BSI has also received official permission from the United Arab Emirates to open a branch in one of its Islamic finance centers, Dubai, he highlighted. The recognition has brought BSI a step closer to achieving its goal of becoming a key player in the global Islamic banking industry, he remarked.
The minister said his ministry also successfully merged four state-owned port operators Pelindo I, Pelindo II, Pelindo III, and Pelindo IV into one company, with each operating ports in different areas.
The Pelindo merger, which had been attempted for two decades, was successfully realized in October 2021, he noted. He said the merger aimed to reduce logistics costs in Indonesia, which were still higher than in neighboring Asian countries.

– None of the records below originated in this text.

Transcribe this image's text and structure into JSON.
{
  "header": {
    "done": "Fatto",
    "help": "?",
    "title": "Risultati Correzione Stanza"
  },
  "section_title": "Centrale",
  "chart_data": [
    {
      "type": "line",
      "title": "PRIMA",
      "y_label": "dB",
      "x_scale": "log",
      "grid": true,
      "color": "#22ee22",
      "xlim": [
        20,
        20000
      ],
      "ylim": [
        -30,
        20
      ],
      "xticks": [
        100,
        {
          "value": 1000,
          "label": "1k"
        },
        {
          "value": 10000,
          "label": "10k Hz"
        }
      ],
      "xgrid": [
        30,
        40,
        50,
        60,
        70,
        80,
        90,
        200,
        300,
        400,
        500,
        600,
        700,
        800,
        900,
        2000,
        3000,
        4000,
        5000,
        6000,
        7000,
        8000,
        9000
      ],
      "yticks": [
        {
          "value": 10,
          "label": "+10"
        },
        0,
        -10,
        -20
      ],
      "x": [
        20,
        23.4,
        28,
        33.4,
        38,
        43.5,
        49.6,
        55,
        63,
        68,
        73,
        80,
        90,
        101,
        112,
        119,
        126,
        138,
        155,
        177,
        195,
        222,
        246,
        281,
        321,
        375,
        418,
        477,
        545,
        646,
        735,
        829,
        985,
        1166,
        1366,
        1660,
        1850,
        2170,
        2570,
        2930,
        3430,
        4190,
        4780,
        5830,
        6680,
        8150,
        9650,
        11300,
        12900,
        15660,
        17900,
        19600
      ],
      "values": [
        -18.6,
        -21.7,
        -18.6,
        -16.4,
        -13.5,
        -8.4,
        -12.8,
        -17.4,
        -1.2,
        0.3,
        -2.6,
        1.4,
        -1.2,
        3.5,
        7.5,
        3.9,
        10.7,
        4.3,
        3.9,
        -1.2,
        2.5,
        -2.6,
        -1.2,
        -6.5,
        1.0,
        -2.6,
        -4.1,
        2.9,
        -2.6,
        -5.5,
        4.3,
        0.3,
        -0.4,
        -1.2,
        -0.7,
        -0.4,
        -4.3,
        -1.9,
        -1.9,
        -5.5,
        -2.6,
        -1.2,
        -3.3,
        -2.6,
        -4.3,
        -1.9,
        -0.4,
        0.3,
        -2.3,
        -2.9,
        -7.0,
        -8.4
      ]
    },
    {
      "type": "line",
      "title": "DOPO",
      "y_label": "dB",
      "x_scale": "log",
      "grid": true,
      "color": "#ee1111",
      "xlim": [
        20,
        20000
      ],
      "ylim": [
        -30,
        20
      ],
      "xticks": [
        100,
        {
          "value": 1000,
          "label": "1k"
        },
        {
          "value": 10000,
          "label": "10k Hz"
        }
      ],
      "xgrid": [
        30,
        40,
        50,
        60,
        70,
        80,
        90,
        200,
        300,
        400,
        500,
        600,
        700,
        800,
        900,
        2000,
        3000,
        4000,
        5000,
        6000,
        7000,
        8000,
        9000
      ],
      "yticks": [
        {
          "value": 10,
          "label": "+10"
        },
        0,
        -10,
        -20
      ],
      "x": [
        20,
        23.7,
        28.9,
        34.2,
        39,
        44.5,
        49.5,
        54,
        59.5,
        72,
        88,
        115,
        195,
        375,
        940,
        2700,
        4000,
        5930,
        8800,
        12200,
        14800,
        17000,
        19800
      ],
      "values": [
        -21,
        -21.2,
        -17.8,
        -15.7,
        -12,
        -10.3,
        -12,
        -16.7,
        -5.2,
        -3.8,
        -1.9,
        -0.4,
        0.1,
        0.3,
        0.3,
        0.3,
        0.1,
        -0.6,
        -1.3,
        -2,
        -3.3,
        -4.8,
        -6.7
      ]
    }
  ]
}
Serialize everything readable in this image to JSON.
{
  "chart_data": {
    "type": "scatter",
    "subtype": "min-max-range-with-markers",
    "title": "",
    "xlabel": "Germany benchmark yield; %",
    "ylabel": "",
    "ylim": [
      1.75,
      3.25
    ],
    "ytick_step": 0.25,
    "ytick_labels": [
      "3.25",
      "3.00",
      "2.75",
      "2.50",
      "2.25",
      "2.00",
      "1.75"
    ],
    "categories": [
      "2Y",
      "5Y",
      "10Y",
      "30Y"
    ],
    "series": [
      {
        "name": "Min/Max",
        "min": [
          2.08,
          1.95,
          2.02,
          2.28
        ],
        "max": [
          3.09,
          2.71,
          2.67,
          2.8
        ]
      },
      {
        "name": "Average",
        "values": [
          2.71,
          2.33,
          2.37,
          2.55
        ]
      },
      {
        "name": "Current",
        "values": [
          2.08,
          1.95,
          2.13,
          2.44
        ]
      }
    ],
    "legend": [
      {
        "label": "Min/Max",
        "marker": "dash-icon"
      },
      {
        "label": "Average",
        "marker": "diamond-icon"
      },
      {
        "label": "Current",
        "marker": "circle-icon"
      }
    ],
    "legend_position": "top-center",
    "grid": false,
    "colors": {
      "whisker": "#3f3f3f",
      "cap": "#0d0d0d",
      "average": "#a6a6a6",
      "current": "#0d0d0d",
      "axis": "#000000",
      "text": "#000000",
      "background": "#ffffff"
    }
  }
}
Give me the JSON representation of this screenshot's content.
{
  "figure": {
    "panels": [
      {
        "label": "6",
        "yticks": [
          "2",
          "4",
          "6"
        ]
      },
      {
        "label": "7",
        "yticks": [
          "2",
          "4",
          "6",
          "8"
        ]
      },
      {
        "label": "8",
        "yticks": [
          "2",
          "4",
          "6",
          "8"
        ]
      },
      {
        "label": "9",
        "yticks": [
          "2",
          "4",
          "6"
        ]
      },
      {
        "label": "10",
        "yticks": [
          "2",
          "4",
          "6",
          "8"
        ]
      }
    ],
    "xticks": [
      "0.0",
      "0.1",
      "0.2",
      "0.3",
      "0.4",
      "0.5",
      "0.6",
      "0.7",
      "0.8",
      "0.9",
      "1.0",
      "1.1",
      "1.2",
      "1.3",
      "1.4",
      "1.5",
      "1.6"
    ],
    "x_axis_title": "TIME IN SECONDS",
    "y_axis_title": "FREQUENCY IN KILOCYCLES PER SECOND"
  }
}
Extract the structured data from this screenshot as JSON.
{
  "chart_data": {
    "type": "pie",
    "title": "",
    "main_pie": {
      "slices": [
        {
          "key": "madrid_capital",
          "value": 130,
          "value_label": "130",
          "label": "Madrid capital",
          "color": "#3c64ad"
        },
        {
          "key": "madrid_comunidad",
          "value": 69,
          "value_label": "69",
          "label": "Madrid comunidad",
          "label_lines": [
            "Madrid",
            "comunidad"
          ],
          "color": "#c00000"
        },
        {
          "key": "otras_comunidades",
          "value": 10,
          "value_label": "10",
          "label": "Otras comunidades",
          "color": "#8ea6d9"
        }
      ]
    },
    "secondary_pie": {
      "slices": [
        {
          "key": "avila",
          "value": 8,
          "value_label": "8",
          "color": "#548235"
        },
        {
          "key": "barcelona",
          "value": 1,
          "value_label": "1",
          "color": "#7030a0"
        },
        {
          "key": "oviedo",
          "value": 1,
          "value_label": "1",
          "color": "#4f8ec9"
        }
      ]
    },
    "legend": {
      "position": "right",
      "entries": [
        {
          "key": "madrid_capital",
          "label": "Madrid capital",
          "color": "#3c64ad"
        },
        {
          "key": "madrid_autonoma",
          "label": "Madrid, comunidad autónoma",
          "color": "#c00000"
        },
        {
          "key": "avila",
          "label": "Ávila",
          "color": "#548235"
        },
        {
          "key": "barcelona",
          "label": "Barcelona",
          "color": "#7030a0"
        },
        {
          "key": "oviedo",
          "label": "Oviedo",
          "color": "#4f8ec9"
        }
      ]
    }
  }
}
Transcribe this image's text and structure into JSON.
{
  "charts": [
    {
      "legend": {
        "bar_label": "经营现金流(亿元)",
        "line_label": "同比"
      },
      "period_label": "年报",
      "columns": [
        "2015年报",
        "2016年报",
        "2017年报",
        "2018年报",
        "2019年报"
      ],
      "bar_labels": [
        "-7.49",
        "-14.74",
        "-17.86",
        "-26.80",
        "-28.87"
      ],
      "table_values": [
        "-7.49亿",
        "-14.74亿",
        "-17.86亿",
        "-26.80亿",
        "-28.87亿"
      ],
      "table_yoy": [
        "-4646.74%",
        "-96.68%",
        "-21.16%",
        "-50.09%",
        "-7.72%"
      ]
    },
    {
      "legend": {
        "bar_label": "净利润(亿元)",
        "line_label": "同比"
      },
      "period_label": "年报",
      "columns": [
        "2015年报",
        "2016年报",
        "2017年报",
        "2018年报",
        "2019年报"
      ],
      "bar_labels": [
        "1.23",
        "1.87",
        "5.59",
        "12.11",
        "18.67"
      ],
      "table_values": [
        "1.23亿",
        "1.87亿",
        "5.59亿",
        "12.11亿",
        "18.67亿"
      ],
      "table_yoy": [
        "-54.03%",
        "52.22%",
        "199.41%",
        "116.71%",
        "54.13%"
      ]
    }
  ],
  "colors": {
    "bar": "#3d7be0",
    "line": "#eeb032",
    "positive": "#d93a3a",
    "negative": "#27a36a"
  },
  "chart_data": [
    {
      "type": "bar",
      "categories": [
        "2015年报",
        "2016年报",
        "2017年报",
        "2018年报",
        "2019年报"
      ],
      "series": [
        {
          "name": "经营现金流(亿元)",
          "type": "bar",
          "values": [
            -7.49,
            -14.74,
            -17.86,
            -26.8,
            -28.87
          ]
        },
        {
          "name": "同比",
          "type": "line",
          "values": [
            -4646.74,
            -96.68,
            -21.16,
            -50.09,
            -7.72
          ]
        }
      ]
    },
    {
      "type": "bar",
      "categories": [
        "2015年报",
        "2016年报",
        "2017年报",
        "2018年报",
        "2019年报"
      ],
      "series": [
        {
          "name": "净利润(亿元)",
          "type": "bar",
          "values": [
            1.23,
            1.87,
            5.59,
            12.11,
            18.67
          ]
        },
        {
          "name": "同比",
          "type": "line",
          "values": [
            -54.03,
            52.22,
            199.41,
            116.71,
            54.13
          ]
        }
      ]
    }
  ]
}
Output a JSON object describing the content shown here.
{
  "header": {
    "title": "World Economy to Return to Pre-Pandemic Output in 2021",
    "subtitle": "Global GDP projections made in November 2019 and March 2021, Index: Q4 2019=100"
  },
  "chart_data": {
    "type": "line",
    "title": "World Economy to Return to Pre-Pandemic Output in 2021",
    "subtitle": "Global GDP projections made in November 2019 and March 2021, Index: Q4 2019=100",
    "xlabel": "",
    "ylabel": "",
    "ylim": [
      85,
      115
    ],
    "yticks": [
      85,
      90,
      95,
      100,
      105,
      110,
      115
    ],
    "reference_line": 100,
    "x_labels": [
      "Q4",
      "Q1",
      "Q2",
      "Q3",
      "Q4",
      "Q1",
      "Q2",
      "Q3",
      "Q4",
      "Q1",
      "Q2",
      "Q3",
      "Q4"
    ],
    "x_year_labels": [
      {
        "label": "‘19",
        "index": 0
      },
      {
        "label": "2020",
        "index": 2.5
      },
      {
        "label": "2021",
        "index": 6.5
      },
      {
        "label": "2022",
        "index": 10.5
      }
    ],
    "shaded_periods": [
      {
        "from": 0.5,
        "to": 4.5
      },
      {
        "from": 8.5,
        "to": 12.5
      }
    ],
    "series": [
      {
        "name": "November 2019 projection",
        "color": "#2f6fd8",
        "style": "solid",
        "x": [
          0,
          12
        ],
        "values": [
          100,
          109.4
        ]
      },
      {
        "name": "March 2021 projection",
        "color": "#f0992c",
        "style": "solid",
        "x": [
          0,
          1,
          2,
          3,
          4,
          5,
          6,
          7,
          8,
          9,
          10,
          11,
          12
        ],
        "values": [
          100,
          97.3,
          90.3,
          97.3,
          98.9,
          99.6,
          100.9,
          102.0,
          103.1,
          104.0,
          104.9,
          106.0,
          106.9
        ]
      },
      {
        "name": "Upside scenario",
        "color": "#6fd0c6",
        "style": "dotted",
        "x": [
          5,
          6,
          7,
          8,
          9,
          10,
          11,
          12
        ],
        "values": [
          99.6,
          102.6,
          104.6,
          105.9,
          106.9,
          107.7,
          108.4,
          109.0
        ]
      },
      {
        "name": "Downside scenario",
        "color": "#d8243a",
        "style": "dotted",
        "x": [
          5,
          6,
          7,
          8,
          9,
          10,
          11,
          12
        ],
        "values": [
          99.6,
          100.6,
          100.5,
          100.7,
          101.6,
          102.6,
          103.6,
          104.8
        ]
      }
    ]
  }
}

With this merger, Pelindo has emerged as the eighth-largest container terminal operator in the world, with a total of 16.7 million TEUs, and become one of the main players in the ports sector, with assets totaling Rp 112 trillion, Thohir said.
This merger also aims to boost connectivity and efficiency to lower national logistics costs in an effort to further drive the competitiveness of Indonesia’s industry sector, he said.
Social expert Budi Muliawan said all of these transformations at SOEs were realized through strategic plans and the well-organized vision of leaders.
Leaders must be able to internalize GCG in modern corporate principles, he said. In leading SOEs, leaders should also have a sense of crisis and a sense of belonging, he added.